The change was put into place in order to make the process of fining those without tax discs more achievable. It meant that a network of Automatic Number Plate Recognition cameras could be linked to the DVLA in an attempt to spot those who have not paid up, committing tax evasion.

Despite a constant effort from the DVLA to combat tax evasion, it was reported last week that the latest figures from the DVLA show revenues have in fact plummeted from £6.02bn to £5.93bn – with many left blaming the changes on the removal of the windscreen tax disc.

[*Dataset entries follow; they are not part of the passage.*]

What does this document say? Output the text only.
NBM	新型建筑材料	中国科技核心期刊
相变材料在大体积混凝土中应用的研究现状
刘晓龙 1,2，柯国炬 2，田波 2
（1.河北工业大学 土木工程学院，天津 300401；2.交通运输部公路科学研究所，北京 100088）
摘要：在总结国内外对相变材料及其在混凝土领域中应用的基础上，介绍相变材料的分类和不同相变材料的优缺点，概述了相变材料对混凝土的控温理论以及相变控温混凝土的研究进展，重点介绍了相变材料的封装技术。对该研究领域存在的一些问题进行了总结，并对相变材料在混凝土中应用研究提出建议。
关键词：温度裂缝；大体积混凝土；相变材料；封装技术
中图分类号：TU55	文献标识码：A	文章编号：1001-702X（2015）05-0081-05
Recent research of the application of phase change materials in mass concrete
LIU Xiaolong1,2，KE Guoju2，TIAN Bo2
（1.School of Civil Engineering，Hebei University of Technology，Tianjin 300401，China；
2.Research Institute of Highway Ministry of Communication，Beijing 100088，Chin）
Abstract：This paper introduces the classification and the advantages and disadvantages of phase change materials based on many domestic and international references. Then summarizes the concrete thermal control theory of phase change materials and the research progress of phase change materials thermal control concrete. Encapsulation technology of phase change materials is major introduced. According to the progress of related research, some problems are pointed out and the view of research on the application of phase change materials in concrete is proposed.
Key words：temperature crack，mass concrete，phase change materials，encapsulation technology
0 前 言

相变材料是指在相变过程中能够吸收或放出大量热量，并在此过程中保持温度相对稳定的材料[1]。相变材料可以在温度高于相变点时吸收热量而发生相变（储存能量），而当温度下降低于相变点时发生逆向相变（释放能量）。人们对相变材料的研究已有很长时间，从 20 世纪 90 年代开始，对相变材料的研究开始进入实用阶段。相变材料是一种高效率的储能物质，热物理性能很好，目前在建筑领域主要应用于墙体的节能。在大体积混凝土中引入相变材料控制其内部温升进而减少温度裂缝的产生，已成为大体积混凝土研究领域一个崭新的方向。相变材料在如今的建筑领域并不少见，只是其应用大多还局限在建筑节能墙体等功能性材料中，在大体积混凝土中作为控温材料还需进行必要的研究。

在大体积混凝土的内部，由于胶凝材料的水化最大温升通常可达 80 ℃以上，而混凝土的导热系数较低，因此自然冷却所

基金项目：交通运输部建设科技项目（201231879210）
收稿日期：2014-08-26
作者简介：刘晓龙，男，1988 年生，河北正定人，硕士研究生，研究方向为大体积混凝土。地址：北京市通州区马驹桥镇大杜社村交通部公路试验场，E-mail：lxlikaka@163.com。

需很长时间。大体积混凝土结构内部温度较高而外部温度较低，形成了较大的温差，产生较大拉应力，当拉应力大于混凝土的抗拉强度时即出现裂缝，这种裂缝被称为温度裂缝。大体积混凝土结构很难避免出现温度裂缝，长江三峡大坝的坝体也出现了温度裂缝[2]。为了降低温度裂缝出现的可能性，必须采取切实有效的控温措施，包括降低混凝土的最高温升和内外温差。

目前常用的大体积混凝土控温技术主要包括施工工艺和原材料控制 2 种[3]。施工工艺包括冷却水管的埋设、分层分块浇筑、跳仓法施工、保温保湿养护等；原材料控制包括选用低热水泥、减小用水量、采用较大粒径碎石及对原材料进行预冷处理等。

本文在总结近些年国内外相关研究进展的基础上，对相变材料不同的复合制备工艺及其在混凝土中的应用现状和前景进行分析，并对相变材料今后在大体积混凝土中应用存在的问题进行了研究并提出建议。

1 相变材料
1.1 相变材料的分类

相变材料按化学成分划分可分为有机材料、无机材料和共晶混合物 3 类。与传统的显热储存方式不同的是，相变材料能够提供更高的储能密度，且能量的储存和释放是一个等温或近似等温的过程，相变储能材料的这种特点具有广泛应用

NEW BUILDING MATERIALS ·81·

RAC described the figure as a ‘significant sum’ that certainly merits further investigation; it is thought that the revenue fall could be due to vehicle tax evasion increasing.  Back in 2014 when these changes were released via media channels, the Government stated that the change would eventually save the DVLA around £7 million a year. But research done in a survey conducted by the Department of Transport revealed that the number of motorists failing to pay vehicle excise duty had more than doubled since the scrapping of the paper tax disc.
Data collated showed that ‘1.4% of vehicles being driven were unlicensed, which could cost about £80 million in potential lost revenue each year, although some of this will have been recovered through enforcement activity or payment by arrears. ‘

The DVLA’s latest annual report puts the cost of digitalising the service close to £1m. In the report, the National  Audit Office said that the change to digital has “likely contributed to an initial increase in reported levels of non-payment.”

Addressing the plummet in revenue, RAC spokesman Simon Williams said ‘We urge the Department for Transport to carry out another roadside survey of unlicensed vehicles this year to fully assess the untaxed vehicle situation.” The surveys could then be compared to reassess the situation and to see if action needs to be taken urgently to counter this.